The construction start, tentatively next June, comes on the heels of the publication of seven peer-reviewed papers in the Journal of Plasma Physics laying out the science behind the new fusion system, which has been well received in the academic community.

“It was an important milestone to get that vote of confidence,” Martin Greenwald, deputy director of MIT’s Plasma Science and Fusion Center and one of the project’s lead scientists, said of the publication.

A spokesperson for Commonwealth Fusion said the startup isn’t ready to discuss in details its plans to hire outside contractors.

However, Commonwealth plans to bring on board “a range of engineering firms, construction firms, and other consultants/contractors” for the construction process, wrote Kristen Cullen, a spokesperson for the firm, in an email.

The Cambridge, Mass.-based company, which employs 100 in addition to working with 70 to 80 researchers at MIT, is also in the midst of hiring internally for an array of engineering jobs.

Commonwealth, which has raised $200 million from investors, is also on the hunt for a new location on which to build the SPARC machine, its headquarters and manufacturing facility.

With dozens of acres needed, the company decided remaining in densely packed Cambridge, where research and commercial space comes at a premium, was not an option.

Instead, Commonwealth has been looking at locations across the Northeast and is now “finalizing our siting search,” Cullen said.

MIT Advances Set the Stage

Major engineering advances at MIT are underpinning all this activity. 

One of the biggest hurdles has been how to control the burning plasma created by nuclear fusion, which, at tens of millions of degrees, can destroy any barrier or material in its path. The breakthrough has been the development of superconducting magnets that can generate significantly greater force  to keep the superheated plasma contained and away from the walls of the SPARC reactor.

The use of magnets is not new. However, the ability to build more powerful superconducting magnets means any experimental machine—and ultimately power-generating reactor—can be much smaller and more compact than previously possible, MIT’s Greenwald said.

MIT researchers “realized the emergence of high-temperature superconducting technology enables a high magnetic field approach to producing net energy gain from a magnetic confinement system,” noted Chris Hegna, a professor of engineering physics at the University of Wisconsin at Madison, in a story published by the MIT News Office. “This work is a potential game-changer for the international fusion program."

That ability to go small, in turn, may give Commonwealth Fusion’s SPARC a significant advantage over one of its main rivals.

For example, the main rival to the Commonwealth Fusion’s SPARC project is the $22 billion ITER project in Southern France, which is designed to be the size of a hockey stadium.

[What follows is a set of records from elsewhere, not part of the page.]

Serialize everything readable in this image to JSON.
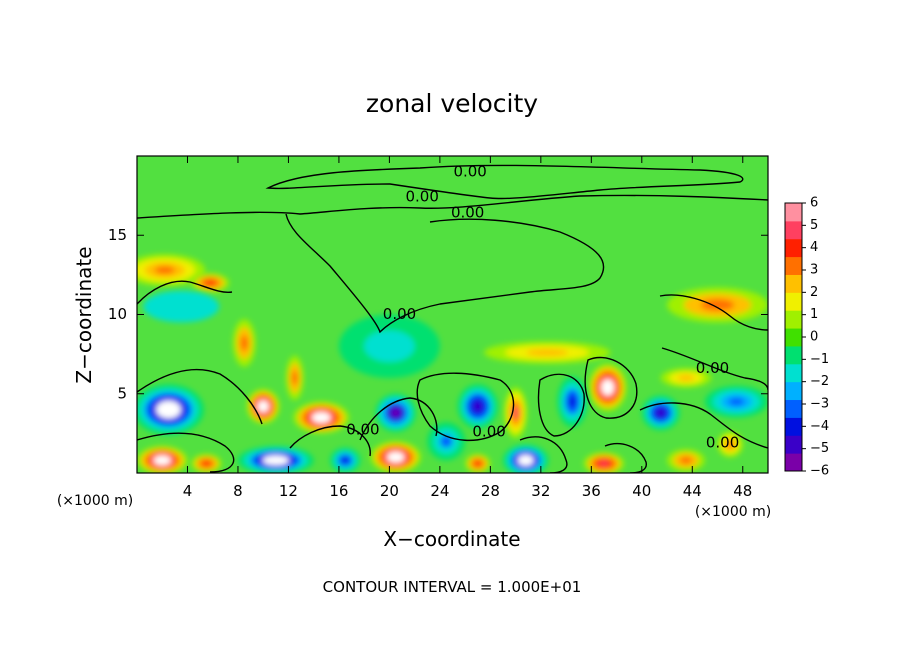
{
  "chart_data": {
    "type": "heatmap",
    "title": "zonal velocity",
    "xlabel": "X−coordinate",
    "ylabel": "Z−coordinate",
    "x_unit_left": "(×1000 m)",
    "x_unit_right": "(×1000 m)",
    "footer": "CONTOUR INTERVAL = 1.000E+01",
    "xlim": [
      0,
      50
    ],
    "ylim": [
      0,
      20
    ],
    "x_ticks": [
      4,
      8,
      12,
      16,
      20,
      24,
      28,
      32,
      36,
      40,
      44,
      48
    ],
    "x_tick_labels": [
      "4",
      "8",
      "12",
      "16",
      "20",
      "24",
      "28",
      "32",
      "36",
      "40",
      "44",
      "48"
    ],
    "y_ticks": [
      5,
      10,
      15
    ],
    "y_tick_labels": [
      "5",
      "10",
      "15"
    ],
    "colorbar": {
      "min": -6,
      "max": 6,
      "tick_values": [
        6,
        5,
        4,
        3,
        2,
        1,
        0,
        -1,
        -2,
        -3,
        -4,
        -5,
        -6
      ],
      "tick_labels": [
        "6",
        "5",
        "4",
        "3",
        "2",
        "1",
        "0",
        "−1",
        "−2",
        "−3",
        "−4",
        "−5",
        "−6"
      ],
      "colors": [
        "#7a00a8",
        "#3a00c8",
        "#0010e0",
        "#0060ff",
        "#00b0ff",
        "#00e0d0",
        "#00e070",
        "#40e000",
        "#a0f000",
        "#f0f000",
        "#ffc000",
        "#ff7000",
        "#ff2000",
        "#ff4060",
        "#ff90a0"
      ]
    },
    "contour_labels": [
      {
        "text": "0.00",
        "x": 26.4,
        "y": 19.0
      },
      {
        "text": "0.00",
        "x": 22.6,
        "y": 17.4
      },
      {
        "text": "0.00",
        "x": 26.2,
        "y": 16.4
      },
      {
        "text": "0.00",
        "x": 20.8,
        "y": 10.0
      },
      {
        "text": "0.00",
        "x": 45.6,
        "y": 6.6
      },
      {
        "text": "0.00",
        "x": 17.9,
        "y": 2.7
      },
      {
        "text": "0.00",
        "x": 27.9,
        "y": 2.6
      },
      {
        "text": "0.00",
        "x": 46.4,
        "y": 1.9
      }
    ],
    "features": [
      {
        "kind": "max",
        "x": 2.2,
        "y": 12.8,
        "value": 3.5,
        "rx": 3.2,
        "ry": 1.0
      },
      {
        "kind": "max",
        "x": 5.8,
        "y": 12.0,
        "value": 4.0,
        "rx": 1.5,
        "ry": 0.6
      },
      {
        "kind": "max",
        "x": 46.0,
        "y": 10.6,
        "value": 3.2,
        "rx": 4.0,
        "ry": 1.1
      },
      {
        "kind": "max",
        "x": 8.5,
        "y": 8.2,
        "value": 3.0,
        "rx": 0.9,
        "ry": 1.5
      },
      {
        "kind": "max",
        "x": 32.5,
        "y": 7.6,
        "value": 2.5,
        "rx": 5.0,
        "ry": 0.7
      },
      {
        "kind": "max",
        "x": 37.3,
        "y": 5.4,
        "value": 6.0,
        "rx": 1.5,
        "ry": 1.5
      },
      {
        "kind": "max",
        "x": 10.0,
        "y": 4.2,
        "value": 6.0,
        "rx": 1.3,
        "ry": 1.1
      },
      {
        "kind": "max",
        "x": 14.6,
        "y": 3.5,
        "value": 6.0,
        "rx": 2.2,
        "ry": 1.0
      },
      {
        "kind": "max",
        "x": 12.5,
        "y": 6.0,
        "value": 3.0,
        "rx": 0.7,
        "ry": 1.4
      },
      {
        "kind": "max",
        "x": 30.0,
        "y": 3.8,
        "value": 4.5,
        "rx": 0.9,
        "ry": 1.6
      },
      {
        "kind": "max",
        "x": 2.0,
        "y": 0.8,
        "value": 6.0,
        "rx": 2.0,
        "ry": 0.9
      },
      {
        "kind": "max",
        "x": 5.5,
        "y": 0.6,
        "value": 4.0,
        "rx": 1.2,
        "ry": 0.6
      },
      {
        "kind": "max",
        "x": 20.5,
        "y": 1.0,
        "value": 6.0,
        "rx": 2.0,
        "ry": 1.0
      },
      {
        "kind": "max",
        "x": 27.0,
        "y": 0.6,
        "value": 4.0,
        "rx": 1.0,
        "ry": 0.6
      },
      {
        "kind": "max",
        "x": 37.0,
        "y": 0.6,
        "value": 5.0,
        "rx": 1.6,
        "ry": 0.7
      },
      {
        "kind": "max",
        "x": 43.5,
        "y": 0.8,
        "value": 3.0,
        "rx": 1.5,
        "ry": 0.7
      },
      {
        "kind": "max",
        "x": 47.0,
        "y": 1.8,
        "value": 3.5,
        "rx": 1.0,
        "ry": 0.8
      },
      {
        "kind": "max",
        "x": 43.5,
        "y": 6.0,
        "value": 2.5,
        "rx": 2.0,
        "ry": 0.6
      },
      {
        "kind": "min",
        "x": 2.5,
        "y": 4.0,
        "value": -6.0,
        "rx": 2.8,
        "ry": 1.6
      },
      {
        "kind": "min",
        "x": 11.0,
        "y": 0.8,
        "value": -6.0,
        "rx": 3.0,
        "ry": 0.9
      },
      {
        "kind": "min",
        "x": 20.5,
        "y": 3.8,
        "value": -5.5,
        "rx": 1.6,
        "ry": 1.2
      },
      {
        "kind": "min",
        "x": 27.0,
        "y": 4.2,
        "value": -5.0,
        "rx": 1.6,
        "ry": 1.4
      },
      {
        "kind": "min",
        "x": 30.8,
        "y": 0.8,
        "value": -6.0,
        "rx": 1.8,
        "ry": 1.0
      },
      {
        "kind": "min",
        "x": 34.5,
        "y": 4.5,
        "value": -4.0,
        "rx": 1.2,
        "ry": 1.6
      },
      {
        "kind": "min",
        "x": 41.5,
        "y": 3.8,
        "value": -5.0,
        "rx": 1.5,
        "ry": 1.1
      },
      {
        "kind": "min",
        "x": 47.5,
        "y": 4.5,
        "value": -3.5,
        "rx": 2.5,
        "ry": 1.0
      },
      {
        "kind": "min",
        "x": 16.5,
        "y": 0.8,
        "value": -4.0,
        "rx": 1.2,
        "ry": 0.8
      },
      {
        "kind": "min",
        "x": 24.5,
        "y": 2.0,
        "value": -3.0,
        "rx": 1.5,
        "ry": 1.2
      },
      {
        "kind": "min",
        "x": 20.0,
        "y": 8.0,
        "value": -1.8,
        "rx": 4.0,
        "ry": 2.0
      },
      {
        "kind": "min",
        "x": 3.5,
        "y": 10.5,
        "value": -1.2,
        "rx": 3.0,
        "ry": 1.0
      }
    ]
  }
}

By comparison, SPARC would be about the size of a high school basketball court, while its price-tag, at roughly $500 million, would be a fraction of ITER’s.

“We already know the basic laws of physics, how to run a fusion reactor,”  said Ranganathan Gopalakrishnan, a mechanical engineering professor at the University of Memphis who is involved in his own research project around the use of nuclear fusion to generate power. “It is an engineering breakthrough,” Gopalakrishnan said. “I think it is more realistic in comparison with ITER.”